For employees they have a base pay and production goals they can reach for bonuses. The group decides how much it wants to make. This is cool because it creates an incentive for the employees. This wage system, however, should not be confused with thinking that employees have much choice or are empowered. They don't and they're not.

The group's decision is one made with limited options and variance.

If the group had more options in the choices they could make, it wouldn't exist. If they could decide on what to work on such as Green shirts or Red shirts, there would too many conflicting opinions. It would take a much longer time to decide on whether the merits of making of the Green shirts is better than the Red shirts or vice-versa. Work wouldn't get done and production would be bogged down.

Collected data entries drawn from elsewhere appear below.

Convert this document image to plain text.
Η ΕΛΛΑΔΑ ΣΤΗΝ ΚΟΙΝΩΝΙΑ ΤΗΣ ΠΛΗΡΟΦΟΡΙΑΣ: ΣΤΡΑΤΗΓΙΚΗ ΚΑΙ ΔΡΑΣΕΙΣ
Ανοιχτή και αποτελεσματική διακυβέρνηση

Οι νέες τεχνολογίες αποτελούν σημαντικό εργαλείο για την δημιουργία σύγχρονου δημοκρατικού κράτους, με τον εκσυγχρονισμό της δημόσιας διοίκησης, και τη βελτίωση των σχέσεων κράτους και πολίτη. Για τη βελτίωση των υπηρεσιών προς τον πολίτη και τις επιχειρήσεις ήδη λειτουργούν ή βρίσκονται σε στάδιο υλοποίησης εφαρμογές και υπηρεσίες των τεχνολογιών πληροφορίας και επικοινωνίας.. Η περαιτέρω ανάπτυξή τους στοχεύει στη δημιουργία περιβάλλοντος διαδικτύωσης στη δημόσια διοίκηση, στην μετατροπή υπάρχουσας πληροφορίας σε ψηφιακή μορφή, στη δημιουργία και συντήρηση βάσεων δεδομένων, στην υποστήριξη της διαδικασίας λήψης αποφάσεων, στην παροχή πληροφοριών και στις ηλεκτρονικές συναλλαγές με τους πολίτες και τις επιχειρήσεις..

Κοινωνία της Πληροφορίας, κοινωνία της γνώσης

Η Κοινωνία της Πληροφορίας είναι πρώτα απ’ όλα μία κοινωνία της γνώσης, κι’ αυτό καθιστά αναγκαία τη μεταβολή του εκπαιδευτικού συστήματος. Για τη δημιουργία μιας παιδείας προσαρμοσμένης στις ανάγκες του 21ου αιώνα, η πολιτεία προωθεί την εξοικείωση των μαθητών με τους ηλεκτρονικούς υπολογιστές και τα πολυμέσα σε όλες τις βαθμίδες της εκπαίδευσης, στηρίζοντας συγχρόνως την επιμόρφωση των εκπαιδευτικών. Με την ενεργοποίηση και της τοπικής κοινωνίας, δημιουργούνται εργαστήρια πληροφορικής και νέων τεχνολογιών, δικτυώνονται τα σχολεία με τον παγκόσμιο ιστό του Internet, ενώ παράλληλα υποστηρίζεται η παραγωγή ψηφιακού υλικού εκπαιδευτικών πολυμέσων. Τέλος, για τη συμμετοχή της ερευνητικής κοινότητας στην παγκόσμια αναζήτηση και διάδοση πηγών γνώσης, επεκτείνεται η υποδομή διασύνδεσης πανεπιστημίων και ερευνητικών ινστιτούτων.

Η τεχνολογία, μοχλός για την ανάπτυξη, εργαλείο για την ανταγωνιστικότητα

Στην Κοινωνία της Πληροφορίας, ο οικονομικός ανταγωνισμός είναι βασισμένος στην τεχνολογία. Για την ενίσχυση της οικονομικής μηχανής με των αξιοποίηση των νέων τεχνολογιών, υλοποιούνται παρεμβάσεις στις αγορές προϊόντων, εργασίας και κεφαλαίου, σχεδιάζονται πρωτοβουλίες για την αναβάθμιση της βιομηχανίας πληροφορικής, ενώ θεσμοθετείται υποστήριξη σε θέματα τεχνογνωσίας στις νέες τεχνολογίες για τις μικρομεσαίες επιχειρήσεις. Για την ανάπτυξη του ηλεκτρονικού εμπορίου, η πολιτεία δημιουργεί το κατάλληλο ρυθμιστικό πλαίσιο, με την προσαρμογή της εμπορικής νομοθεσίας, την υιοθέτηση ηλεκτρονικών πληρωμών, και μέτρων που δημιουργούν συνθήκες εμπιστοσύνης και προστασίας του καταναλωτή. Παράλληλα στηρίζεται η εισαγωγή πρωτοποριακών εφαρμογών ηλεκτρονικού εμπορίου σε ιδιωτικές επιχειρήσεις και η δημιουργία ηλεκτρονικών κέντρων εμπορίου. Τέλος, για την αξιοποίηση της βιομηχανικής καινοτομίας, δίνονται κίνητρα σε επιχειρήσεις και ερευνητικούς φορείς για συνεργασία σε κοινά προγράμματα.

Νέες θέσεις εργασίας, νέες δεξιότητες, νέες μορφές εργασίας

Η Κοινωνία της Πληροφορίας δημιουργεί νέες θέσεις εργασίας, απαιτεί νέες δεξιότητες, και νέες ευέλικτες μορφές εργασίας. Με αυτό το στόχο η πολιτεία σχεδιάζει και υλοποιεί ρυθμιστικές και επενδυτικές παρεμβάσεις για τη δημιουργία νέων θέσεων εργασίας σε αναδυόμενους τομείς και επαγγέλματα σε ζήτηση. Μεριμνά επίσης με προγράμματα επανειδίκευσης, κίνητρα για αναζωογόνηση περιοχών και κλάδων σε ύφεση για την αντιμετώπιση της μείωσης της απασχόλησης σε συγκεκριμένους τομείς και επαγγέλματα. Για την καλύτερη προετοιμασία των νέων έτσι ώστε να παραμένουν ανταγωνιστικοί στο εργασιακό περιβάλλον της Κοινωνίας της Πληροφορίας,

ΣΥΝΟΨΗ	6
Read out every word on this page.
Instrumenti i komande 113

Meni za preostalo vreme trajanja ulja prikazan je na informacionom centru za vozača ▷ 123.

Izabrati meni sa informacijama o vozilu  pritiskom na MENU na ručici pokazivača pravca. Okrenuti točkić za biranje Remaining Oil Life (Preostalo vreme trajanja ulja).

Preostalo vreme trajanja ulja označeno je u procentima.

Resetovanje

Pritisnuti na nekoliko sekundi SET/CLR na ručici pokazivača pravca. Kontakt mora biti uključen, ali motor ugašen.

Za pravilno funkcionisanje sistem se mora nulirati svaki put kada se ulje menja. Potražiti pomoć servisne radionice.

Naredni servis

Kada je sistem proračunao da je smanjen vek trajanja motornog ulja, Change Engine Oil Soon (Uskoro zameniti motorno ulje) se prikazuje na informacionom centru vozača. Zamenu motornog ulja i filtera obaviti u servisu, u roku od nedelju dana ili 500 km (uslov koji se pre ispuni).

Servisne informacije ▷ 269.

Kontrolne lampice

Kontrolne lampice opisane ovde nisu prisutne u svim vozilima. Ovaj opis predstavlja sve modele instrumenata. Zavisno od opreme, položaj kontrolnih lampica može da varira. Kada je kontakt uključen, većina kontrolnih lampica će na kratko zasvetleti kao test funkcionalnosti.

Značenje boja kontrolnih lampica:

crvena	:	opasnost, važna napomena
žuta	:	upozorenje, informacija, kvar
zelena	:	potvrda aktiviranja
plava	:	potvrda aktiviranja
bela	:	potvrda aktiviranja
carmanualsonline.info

If there was a greater variance on how much they want to make, it wouldn't exist. The average voter is the only one with the "choice". The majority decides and decides quickly because they are in small groups. Whether or not they choose to reach the production goals, there will be some people that didn't want that option. It isn't and never will be a perfect "work however much you want" type of system.

The idea that the workers are empowered is nice, but a bit inflated. Only the mode vote has a "choice".

What's also important to remember is that American Apparel is a huge company. If they have excess production it's not a big deal because it is mass produced. Variance on output is a minute factor on cost. This sort of "open" management could not work in a small, non-mass producing company. Where supply can be determined by the employees in American Apparel, supply MUST be determined by public demand in other companies.

If a small, non-mass producing company decided to give controls to the employees, they would lose huge amounts a profit through surplus or shortage. They have to take control of the output in order to function. American Apparel has the option while many companies don't.

American Apparel is a great company because it takes advantage of its options to create a friendlier work environment, but it's still necessary to look at things objectively.